Some developments here include the work that AWS has been doing with SageMaker and something called SageMaker Neo that they’ve open-sourced as Neo-AI. There also is the work that Intel’s been doing on OpenVINO. This actually has enabled us to create some pretty potent packages, some pretty great performance in a small footprint, lower power budget, in our vision systems, cameras, all these kinds of things running at the edge.
The role of edge computing
RTInsights: How does edge computing help?
Speed: So edge computing, by putting the computation, by putting the intelligence on, in, or near the things, we solve the issues of, how do I get low-latency understanding? How do I get low-latency decisions? How do I get low-latency interventions?

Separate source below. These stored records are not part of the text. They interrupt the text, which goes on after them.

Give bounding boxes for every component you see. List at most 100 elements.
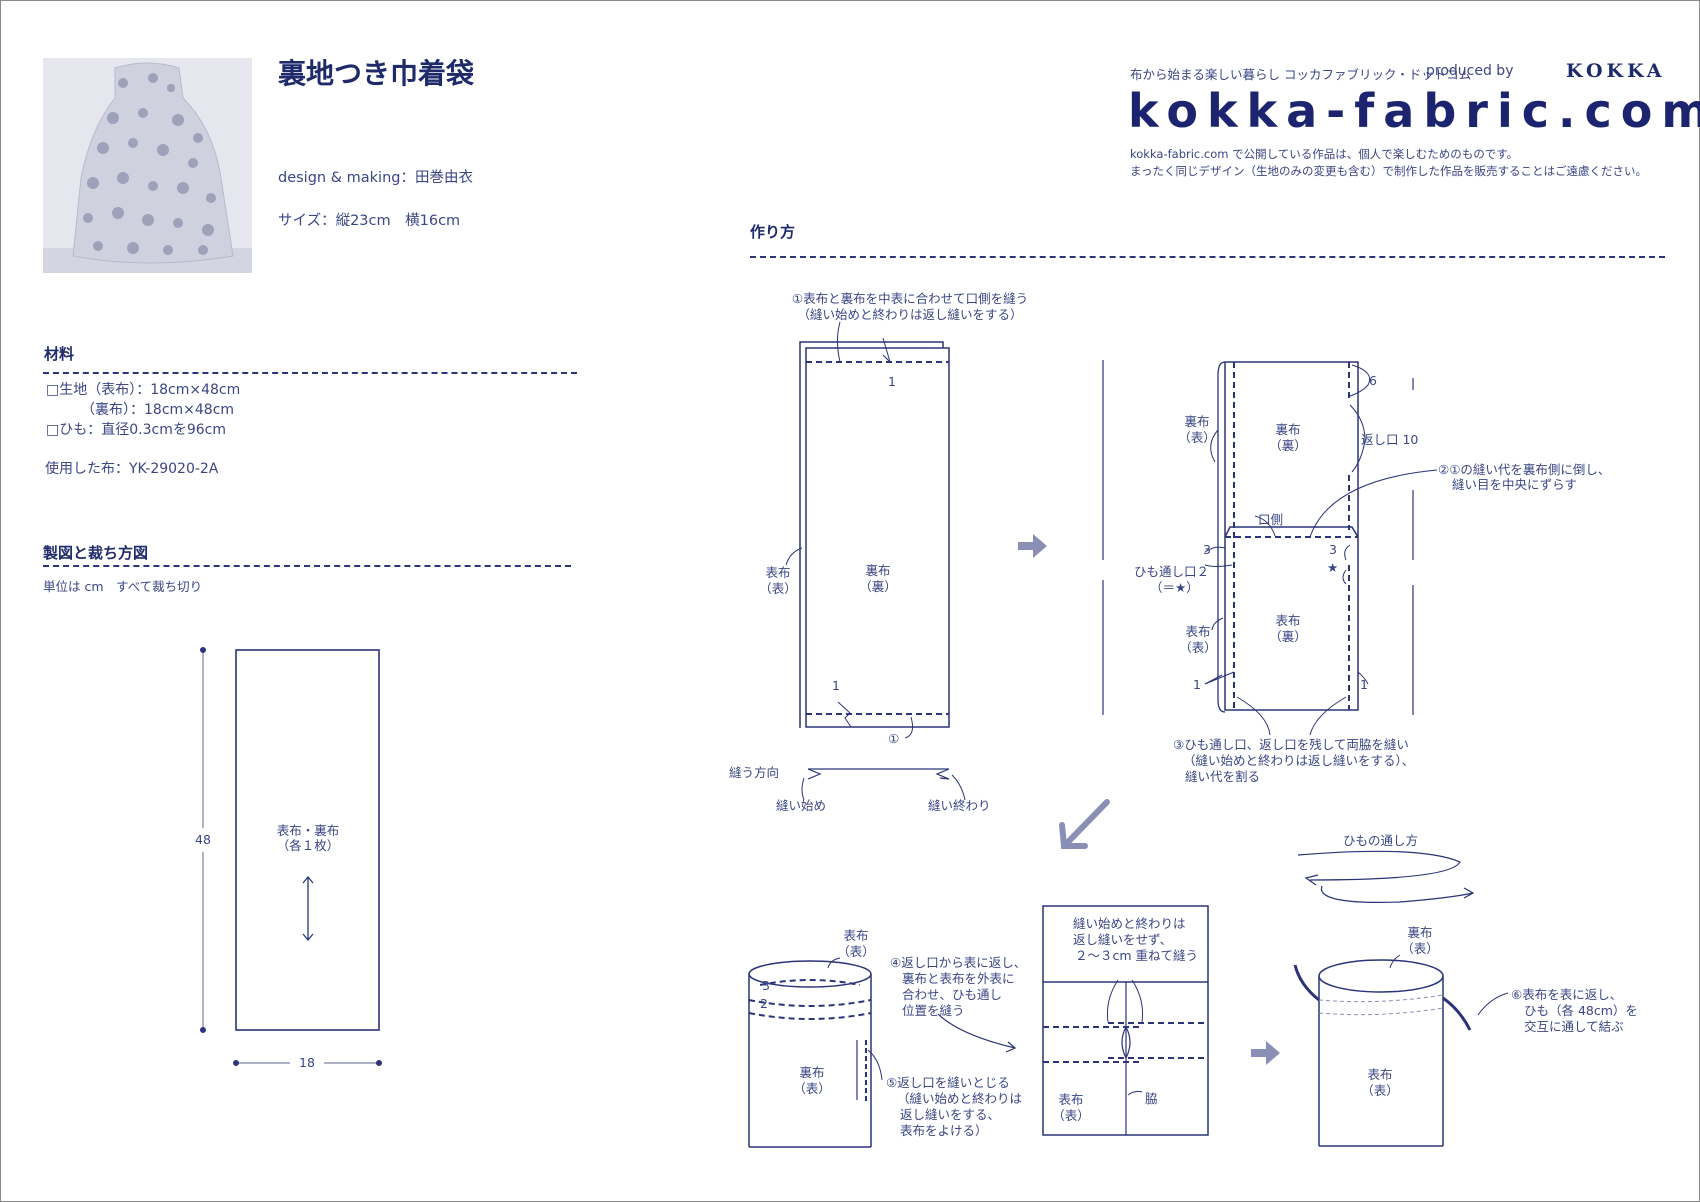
step4-instruction-2: 裏布と表布を外表に <box>902 971 1015 986</box>
step3-note-2: 縫い代を割る <box>1185 769 1261 784</box>
dimension-dot <box>200 647 206 653</box>
step3-note: （縫い始めと終わりは返し縫いをする）、 <box>1183 753 1415 768</box>
page-title: 裏地つき巾着袋 <box>278 57 475 90</box>
step4-lining-label: 裏布 <box>799 1065 825 1080</box>
outer-fabric-label: 表布 <box>765 565 791 580</box>
dimension-dot <box>376 1060 382 1066</box>
pattern-heading: 製図と裁ち方図 <box>43 544 149 562</box>
step5-instruction-1: ⑤返し口を縫いとじる <box>886 1075 1010 1090</box>
cord-opening-label: ひも通し口２ <box>1134 564 1210 579</box>
piece-label: 表布・裏布 <box>276 823 340 838</box>
usage-notice-2: まったく同じデザイン（生地のみの変更も含む）で制作した作品を販売することはご遠慮… <box>1130 164 1648 178</box>
step6-outer-side: （表） <box>1361 1083 1399 1098</box>
designer-credit: design & making：田巻由衣 <box>278 170 473 186</box>
sewing-start-label: 縫い始め <box>776 798 827 813</box>
brand-tagline: 布から始まる楽しい暮らし コッカファブリック・ドットコム <box>1130 67 1472 82</box>
next-step-arrow-right <box>1018 534 1047 558</box>
cord-method-title: ひもの通し方 <box>1343 833 1419 848</box>
material-item: □生地（表布）：18cm×48cm <box>46 382 241 398</box>
cord-casing-seam <box>748 999 872 1007</box>
top-margin-6: 6 <box>1369 373 1377 388</box>
next-step-arrow-diagonal <box>1065 799 1110 845</box>
step6-lining-side: （表） <box>1401 941 1439 956</box>
step5-instruction-2: （縫い始めと終わりは <box>897 1091 1023 1106</box>
instructions-divider <box>750 256 1665 258</box>
left-margin-3: 3 <box>1203 542 1211 557</box>
outer-face-side: （表） <box>1179 640 1217 655</box>
opening-side-label: 口側 <box>1258 512 1284 527</box>
height-dimension: 48 <box>195 832 211 847</box>
piece-count: （各１枚） <box>276 838 340 853</box>
cord-path-top <box>1297 850 1461 881</box>
cord-end-right <box>1442 996 1472 1031</box>
material-item: （裏布）：18cm×48cm <box>46 402 235 418</box>
sewing-direction-label: 縫う方向 <box>729 765 780 780</box>
detail-note-3: ２～３cm 重ねて縫う <box>1075 948 1199 963</box>
step6-instruction-2: ひも（各 48cm）を <box>1524 1003 1638 1018</box>
lining-label: 裏布 <box>865 563 891 578</box>
step4-lining-side: （表） <box>793 1081 831 1096</box>
drawstring-bag-image <box>43 58 252 273</box>
outer-back-side: （裏） <box>1269 629 1307 644</box>
cut-piece-rect <box>235 649 380 1031</box>
site-logo[interactable]: kokka-fabric.com <box>1128 84 1700 138</box>
step4-instruction-3: 合わせ、ひも通し <box>902 987 1003 1002</box>
right-allowance-1: 1 <box>1360 677 1368 692</box>
detail-outer-label: 表布 <box>1058 1092 1084 1107</box>
outer-fabric-edge <box>799 341 944 728</box>
usage-notice-1: kokka-fabric.com で公開している作品は、個人で楽しむためのもので… <box>1130 147 1519 161</box>
casing-width-2: 2 <box>760 996 768 1011</box>
instructions-heading: 作り方 <box>750 223 796 241</box>
finished-size: サイズ：縦23cm 横16cm <box>278 213 461 229</box>
lining-fabric-rect <box>805 347 950 728</box>
step5-instruction-4: 表布をよける） <box>900 1123 988 1138</box>
step1-instruction: ①表布と裏布を中表に合わせて口側を縫う <box>791 291 1029 306</box>
lining-face-side: （表） <box>1178 430 1216 445</box>
units-note: 単位は cm すべて裁ち切り <box>43 579 203 594</box>
next-step-arrow-right-2 <box>1251 1041 1280 1065</box>
materials-divider <box>43 372 577 374</box>
fabric-used: 使用した布：YK-29020-2A <box>45 461 219 477</box>
dimension-dot <box>200 1027 206 1033</box>
cord-path-bottom <box>1320 885 1474 903</box>
detail-note-1: 縫い始めと終わりは <box>1073 916 1186 931</box>
step6-outer-label: 表布 <box>1367 1067 1393 1082</box>
seam-allowance-top: 1 <box>888 374 896 389</box>
step3-instruction: ③ひも通し口、返し口を残して両脇を縫い <box>1173 737 1409 752</box>
step2-instruction: ②①の縫い代を裏布側に倒し、 <box>1438 462 1611 477</box>
step1-marker: ① <box>888 731 900 746</box>
step4-instruction-1: ④返し口から表に返し、 <box>890 955 1027 970</box>
width-dimension: 18 <box>299 1055 315 1070</box>
cord-end-left <box>1293 964 1320 1002</box>
side-seam-label: 脇 <box>1145 1091 1158 1106</box>
cord-opening-equals: （＝★） <box>1150 580 1199 595</box>
step6-lining-label: 裏布 <box>1407 925 1433 940</box>
right-margin-3: 3 <box>1329 542 1337 557</box>
dimension-dot <box>233 1060 239 1066</box>
outer-back-label: 表布 <box>1275 613 1301 628</box>
kokka-brand: KOKKA <box>1566 60 1666 82</box>
outer-fabric-side: （表） <box>759 581 797 596</box>
lining-side: （裏） <box>859 579 897 594</box>
seam-allowance-bottom: 1 <box>832 678 840 693</box>
materials-heading: 材料 <box>44 345 75 363</box>
step6-instruction-3: 交互に通して結ぶ <box>1524 1019 1624 1034</box>
lining-back-label: 裏布 <box>1275 422 1301 437</box>
product-photo <box>43 58 252 273</box>
step4-outer-label: 表布 <box>843 928 869 943</box>
return-opening-label: 返し口 10 <box>1361 432 1419 447</box>
step5-instruction-3: 返し縫いをする、 <box>900 1107 1001 1122</box>
step2-note: 縫い目を中央にずらす <box>1452 477 1577 492</box>
step1-note: （縫い始めと終わりは返し縫いをする） <box>797 307 1023 322</box>
casing-width-3: 3 <box>762 978 770 993</box>
step6-instruction-1: ⑥表布を表に返し、 <box>1511 987 1623 1002</box>
produced-by: produced by <box>1426 63 1514 79</box>
pattern-divider <box>43 565 571 567</box>
lining-face-label: 裏布 <box>1184 414 1210 429</box>
step4-outer-side: （表） <box>837 944 875 959</box>
lining-back-side: （裏） <box>1269 438 1307 453</box>
detail-outer-side: （表） <box>1052 1108 1090 1123</box>
sewing-end-label: 縫い終わり <box>928 798 991 813</box>
material-item: □ひも：直径0.3cmを96cm <box>46 422 226 438</box>
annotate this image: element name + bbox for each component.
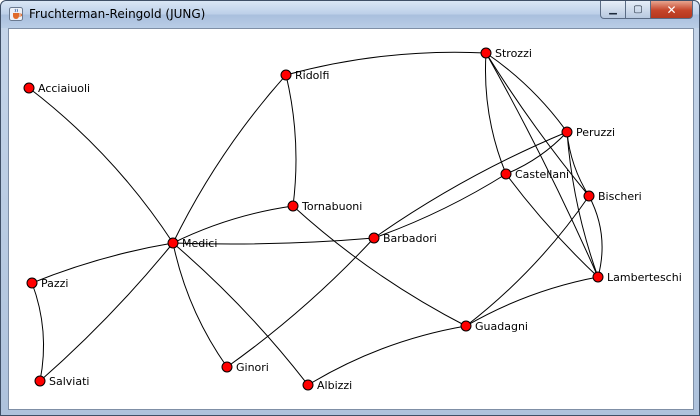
node-pazzi[interactable]: Pazzi — [26, 277, 68, 290]
node-label: Pazzi — [41, 277, 68, 290]
edge-bischeri-guadagni[interactable] — [465, 195, 590, 327]
node-castellani[interactable]: Castellani — [500, 168, 569, 181]
node-marker[interactable] — [34, 375, 46, 387]
node-label: Medici — [182, 237, 217, 250]
node-marker[interactable] — [500, 168, 512, 180]
node-label: Ginori — [236, 361, 269, 374]
node-label: Ridolfi — [295, 69, 329, 82]
node-marker[interactable] — [302, 379, 314, 391]
edge-pazzi-salviati[interactable] — [31, 282, 45, 382]
minimize-icon: ▁ — [609, 4, 617, 15]
edge-medici-albizzi[interactable] — [172, 242, 309, 386]
edge-castellani-barbadori[interactable] — [373, 173, 507, 239]
edge-bischeri-lamberteschi[interactable] — [588, 195, 603, 278]
edge-peruzzi-lamberteschi[interactable] — [566, 131, 599, 278]
node-strozzi[interactable]: Strozzi — [480, 47, 532, 60]
node-marker[interactable] — [583, 190, 595, 202]
node-marker[interactable] — [167, 237, 179, 249]
edge-guadagni-albizzi[interactable] — [307, 325, 467, 386]
close-button[interactable]: ✕ — [651, 1, 693, 19]
node-label: Bischeri — [598, 190, 642, 203]
node-marker[interactable] — [561, 126, 573, 138]
edge-layer — [28, 51, 603, 386]
node-medici[interactable]: Medici — [167, 237, 217, 250]
minimize-button[interactable]: ▁ — [600, 1, 626, 19]
node-label: Tornabuoni — [301, 200, 362, 213]
edge-peruzzi-castellani[interactable] — [505, 131, 568, 175]
edge-medici-barbadori[interactable] — [172, 237, 375, 245]
node-marker[interactable] — [280, 69, 292, 81]
node-peruzzi[interactable]: Peruzzi — [561, 126, 615, 139]
node-label: Peruzzi — [576, 126, 615, 139]
node-marker[interactable] — [592, 271, 604, 283]
node-tornabuoni[interactable]: Tornabuoni — [287, 200, 362, 213]
node-albizzi[interactable]: Albizzi — [302, 379, 352, 392]
edge-tornabuoni-guadagni[interactable] — [292, 205, 467, 327]
node-label: Guadagni — [475, 320, 528, 333]
node-label: Castellani — [515, 168, 569, 181]
edge-acciaiuoli-medici[interactable] — [28, 87, 174, 244]
edge-medici-ginori[interactable] — [172, 242, 228, 368]
node-marker[interactable] — [460, 320, 472, 332]
node-marker[interactable] — [287, 200, 299, 212]
node-marker[interactable] — [26, 277, 38, 289]
edge-strozzi-lamberteschi[interactable] — [485, 52, 599, 278]
edge-strozzi-bischeri[interactable] — [485, 52, 590, 197]
edge-peruzzi-barbadori[interactable] — [373, 131, 568, 239]
node-barbadori[interactable]: Barbadori — [368, 232, 437, 245]
edge-ridolfi-strozzi[interactable] — [285, 51, 487, 76]
window-controls: ▁ ▢ ✕ — [600, 1, 693, 19]
edge-strozzi-castellani[interactable] — [484, 52, 507, 175]
node-acciaiuoli[interactable]: Acciaiuoli — [23, 82, 90, 95]
edge-strozzi-peruzzi[interactable] — [485, 52, 568, 133]
node-guadagni[interactable]: Guadagni — [460, 320, 528, 333]
edge-castellani-lamberteschi[interactable] — [505, 173, 599, 278]
edge-medici-tornabuoni[interactable] — [172, 205, 294, 244]
close-icon: ✕ — [666, 2, 677, 17]
node-label: Lamberteschi — [607, 271, 682, 284]
node-marker[interactable] — [368, 232, 380, 244]
node-bischeri[interactable]: Bischeri — [583, 190, 642, 203]
node-marker[interactable] — [480, 47, 492, 59]
window-title: Fruchterman-Reingold (JUNG) — [29, 7, 206, 21]
edge-ginori-barbadori[interactable] — [226, 237, 375, 368]
node-marker[interactable] — [221, 361, 233, 373]
maximize-icon: ▢ — [633, 4, 643, 15]
edge-medici-ridolfi[interactable] — [172, 74, 287, 244]
edge-ridolfi-tornabuoni[interactable] — [285, 74, 297, 207]
node-label: Albizzi — [317, 379, 352, 392]
maximize-button[interactable]: ▢ — [626, 1, 651, 19]
node-lamberteschi[interactable]: Lamberteschi — [592, 271, 682, 284]
node-marker[interactable] — [23, 82, 35, 94]
node-ridolfi[interactable]: Ridolfi — [280, 69, 329, 82]
java-cup-icon — [9, 7, 23, 21]
edge-lamberteschi-guadagni[interactable] — [465, 276, 599, 327]
node-ginori[interactable]: Ginori — [221, 361, 269, 374]
node-label: Salviati — [49, 375, 89, 388]
node-salviati[interactable]: Salviati — [34, 375, 89, 388]
node-label: Barbadori — [383, 232, 437, 245]
edge-medici-pazzi[interactable] — [31, 242, 174, 284]
title-bar[interactable]: Fruchterman-Reingold (JUNG) ▁ ▢ ✕ — [1, 1, 699, 28]
node-label: Strozzi — [495, 47, 532, 60]
node-label: Acciaiuoli — [38, 82, 90, 95]
edge-medici-salviati[interactable] — [39, 242, 174, 382]
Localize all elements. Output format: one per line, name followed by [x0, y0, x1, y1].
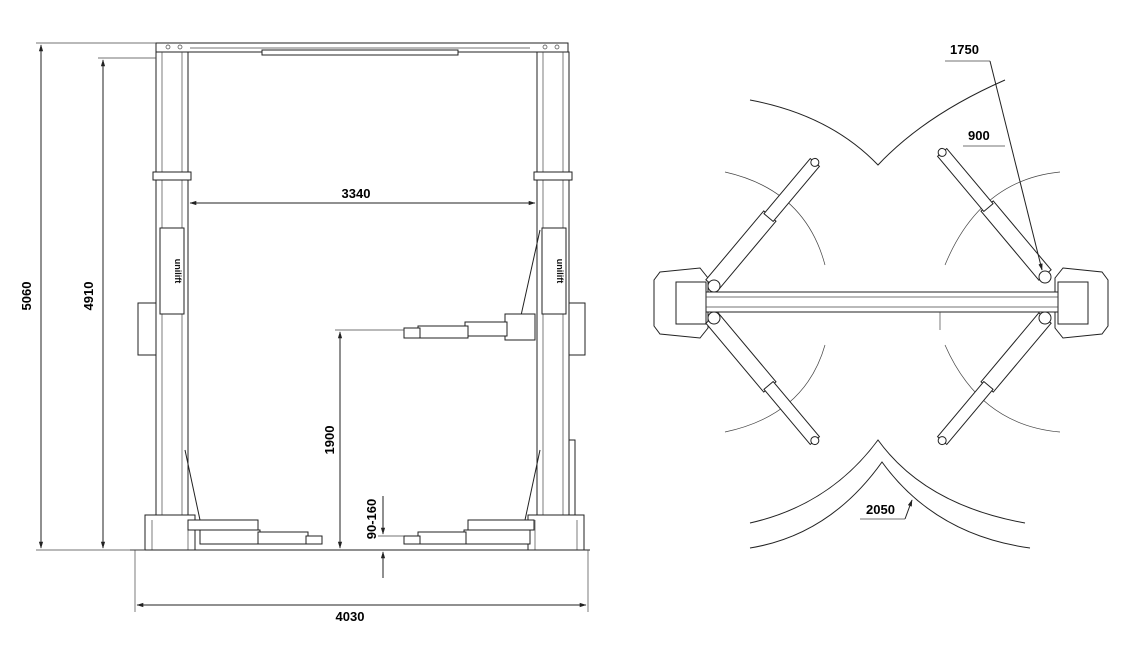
swing-arc-top [749, 79, 1006, 166]
swing-arc-bottom-outer [749, 461, 1031, 549]
left-logo-text: unilift [173, 259, 183, 284]
left-column: unilift [137, 51, 323, 551]
top-view-crossbeam [705, 291, 1059, 313]
dim-overall-height: 5060 [19, 282, 34, 311]
left-column-logo-panel [159, 227, 185, 315]
dim-arm-reach-long: 1750 [950, 42, 979, 57]
overhead-bar [261, 49, 459, 56]
right-column-logo-panel [541, 227, 567, 315]
right-logo-text: unilift [555, 259, 565, 284]
dim-lift-travel: 1900 [322, 426, 337, 455]
right-base-plate [527, 514, 585, 551]
right-column: unilift [403, 51, 586, 551]
arm-lower-left [705, 312, 821, 446]
dim-overall-width: 4030 [336, 609, 365, 624]
dim-lift-height: 4910 [81, 282, 96, 311]
arm-upper-right [936, 147, 1052, 281]
arm-lower-right [936, 312, 1052, 446]
front-view: unilift unilift [19, 42, 590, 624]
top-view: 1750 900 2050 [653, 42, 1109, 549]
dim-min-height: 90-160 [364, 499, 379, 539]
dim-arm-reach-short: 900 [968, 128, 990, 143]
swing-arc-bottom-inner [749, 439, 1026, 524]
dim-inner-width: 3340 [342, 186, 371, 201]
dim-swing-radius: 2050 [866, 502, 895, 517]
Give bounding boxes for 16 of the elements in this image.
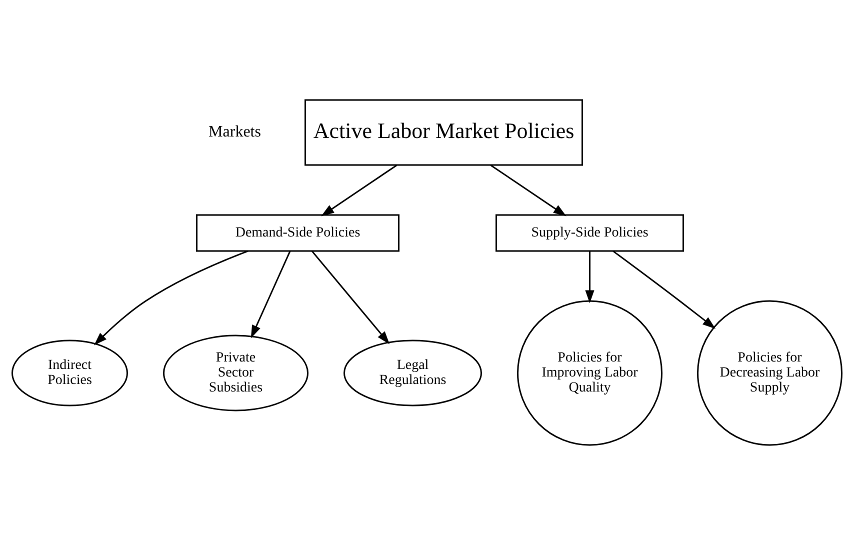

It’s absolutely safety-critical. For example, you wouldn’t dream of remotely driving vehicles on highways from the cloud, right? The latency is too much.
What if I lose my cell connection or the car enters a tunnel? You obviously understand the safety implications. Well, that’s true of so many other situations, but that’s probably just the easiest one to understand.
Think about quality inspection. Suppose I’m making very expensive airplane parts and my inspection of this inflight manufacturing process is not done at the edge. And then suppose I get damaged parts. Because, by the time the team sees that “Oh, we’re making a mistake here,” it’s too late. The part’s damaged. It’s ruined.
Using the edge also helps from an economic perspective by not having to back-haul all that data to the cloud. Suppose I want to track a subject as he moves from camera to camera. To take that workload and move it to the cloud, you’d be paying for that by the hour. It can be expensive.
In contrast, if I have a thousand cameras, and each camera can make sense of what’s happening itself, that makes more sense. If a camera can talk to its peers for things like tracking of a subject as they move from camera A to camera B to camera C’s field of view, that’s computationally better.
Edge computing makes possible things you’re seeing now in self-driving vehicles, robotics, industrial controls, quality inspection. These things would simply not be feasible without edge.